Since 2010, the landscape of queer nightlife in Amsterdam has changed noticeably. While there were around 40 cafés, bars, and clubs back then, there are now about 25. In the past two years, another six places closed their doors: the traditional pub Amstel Fifty Four, the Caribbean gay bar Reality, Lola the Green Aardvark in East, the lesbian café B’Femme, the fetish bar The Web, and Café Brug34. And while Bar Pamela in Old West tries to stay afloat via a fundraiser, you can see how vulnerable these places are.

A slowly declining trend

These are not signs of disappearance, but of change: the character of queer nightlife is shifting, renewing, and moving. New initiatives are emerging, such as Club Raum, the QueerHub, Bar Bario, and Bar Buka, but they often cannot root firmly, supported as they are by volunteers, temporary energy, and a community that has to rise up again and again whenever a place falters. Whoever places these developments side-by-side over fifteen years does not see a straight line, but a slowly declining trend, with new peaks and losses every time.
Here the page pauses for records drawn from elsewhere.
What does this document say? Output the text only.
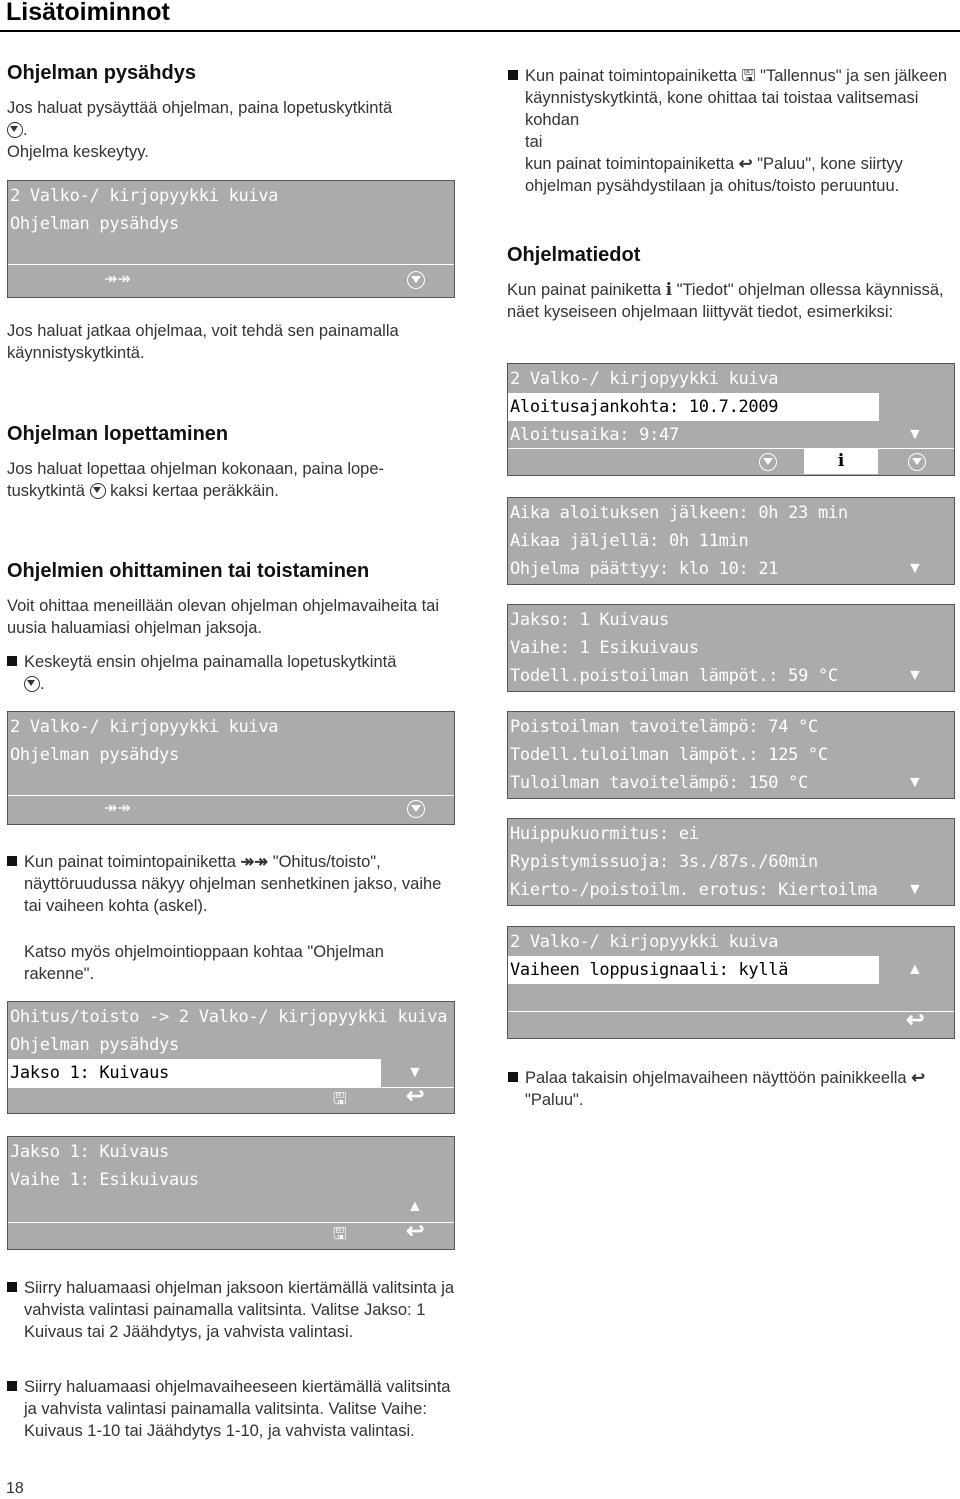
Lisätoiminnot
Ohjelman pysähdys
Jos haluat pysäyttää ohjelman, paina lopetuskytkintä
.
Ohjelma keskeytyy.
2 Valko-/ kirjopyykki kuiva
Ohjelman pysähdys
↠↠
Jos haluat jatkaa ohjelmaa, voit tehdä sen painamalla käynnistyskytkintä.
Ohjelman lopettaminen
Jos haluat lopettaa ohjelman kokonaan, paina lope-
tuskytkintä kaksi kertaa peräkkäin.
Ohjelmien ohittaminen tai toistaminen
Voit ohittaa meneillään olevan ohjelman ohjelmavaiheita tai uusia haluamiasi ohjelman jaksoja.
Keskeytä ensin ohjelma painamalla lopetuskytkintä
.
2 Valko-/ kirjopyykki kuiva
Ohjelman pysähdys
↠↠
Kun painat toimintopainiketta ↠↠ "Ohitus/toisto", näyttöruudussa näkyy ohjelman senhetkinen jakso, vaihe tai vaiheen kohta (askel).
Katso myös ohjelmointioppaan kohtaa "Ohjelman rakenne".
Ohitus/toisto -> 2 Valko-/ kirjopyykki kuiva
Ohjelman pysähdys
Jakso 1: Kuivaus	▼
🖫	↩
Jakso 1: Kuivaus
Vaihe 1: Esikuivaus
▲
🖫	↩
Siirry haluamaasi ohjelman jaksoon kiertämällä valitsinta ja vahvista valintasi painamalla valitsinta. Valitse Jakso: 1 Kuivaus tai 2 Jäähdytys, ja vahvista valintasi.
Siirry haluamaasi ohjelmavaiheeseen kiertämällä valitsinta ja vahvista valintasi painamalla valitsinta. Valitse Vaihe: Kuivaus 1-10 tai Jäähdytys 1-10, ja vahvista valintasi.
18
Kun painat toimintopainiketta 🖫 "Tallennus" ja sen jälkeen käynnistyskytkintä, kone ohittaa tai toistaa valitsemasi kohdan
tai
kun painat toimintopainiketta ↩ "Paluu", kone siirtyy ohjelman pysähdystilaan ja ohitus/toisto peruuntuu.
Ohjelmatiedot
Kun painat painiketta i "Tiedot" ohjelman ollessa käynnissä, näet kyseiseen ohjelmaan liittyvät tiedot, esimerkiksi:
2 Valko-/ kirjopyykki kuiva
Aloitusajankohta: 10.7.2009
Aloitusaika: 9:47	▼
i
Aika aloituksen jälkeen: 0h 23 min
Aikaa jäljellä: 0h 11min
Ohjelma päättyy: klo 10: 21	▼
Jakso: 1 Kuivaus
Vaihe: 1 Esikuivaus
Todell.poistoilman lämpöt.: 59 °C	▼
Poistoilman tavoitelämpö: 74 °C
Todell.tuloilman lämpöt.: 125 °C
Tuloilman tavoitelämpö: 150 °C	▼
Huippukuormitus: ei
Rypistymissuoja: 3s./87s./60min
Kierto-/poistoilm. erotus: Kiertoilma ▼
2 Valko-/ kirjopyykki kuiva
Vaiheen loppusignaali: kyllä	▲
↩
Palaa takaisin ohjelmavaiheen näyttöön painikkeella ↩ "Paluu".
We hear you thinking: but many hospitality businesses are having a hard time. And that is true. Entrepreneurs are struggling with rising costs, staff shortages, changing nightlife behavior, rising rents, and permit processes that sometimes last longer than a business can bear. That reality matters. But for many queer places, there is something else: they do not just revolve around revenue, but around a community that finds a home there.

These establishments harbor life stories; they offer safety, comfort, and discovery. They save lives in a time when the queer community struggles above average with suicide, loneliness, addiction, and sexual violence. That is precisely why these places deserve our support, now and in the future: freedom is never to be taken for granted, and certainly not in the places where it is celebrated first and most fiercely.

Safe haven in a "brown pub"

The story of queer Amsterdam did not begin yesterday. One hundred years ago, Bet van Beeren opened her Café ’t Mandje on the Zeedijk: a place that, despite everything that has changed, still exists as a silent witness to what a queer space can mean. In a time when homosexuality was taboo, her traditional brown pub became a safe haven.

And that value remains unchanged: every week, new people still find that first moment of breathing space in cafés like Prik, Saarein, Queen’s Head, de Trut, Spijkerbar, Montmartre, or the NYX. The first space where you don’t have to pretend. Where holding someone’s hand requires no special courage, other than the ecstasy of being in love. Where you tentatively touch or kiss another person and experience that no one looks up. Here, they might not know your name yet, but they do understand you.

Next year, we celebrate WorldPride 2026. We will show the world how progressive and free our city is. And every year, hundreds of people experience their first Pride here: their first Canal Parade, their first protest, their first night without a mask. Those moments of coming home exist by the grace of the places that carry this city.

These places are not an afterthought

That is why we have one clear call to the organizers of WorldPride: give all those colorful Amsterdam queer cafés, clubs, and community centers a central place in the programming. Let them participate, speak, and decide. Use this momentum to strengthen them, because these places are not an afterthought: they are the foundation upon which WorldPride rests.

Without them, there is no freedom, no culture, no history to celebrate, and no future to usher in. Give them the visibility, the stage, and the place they deserve: only then is WorldPride our story.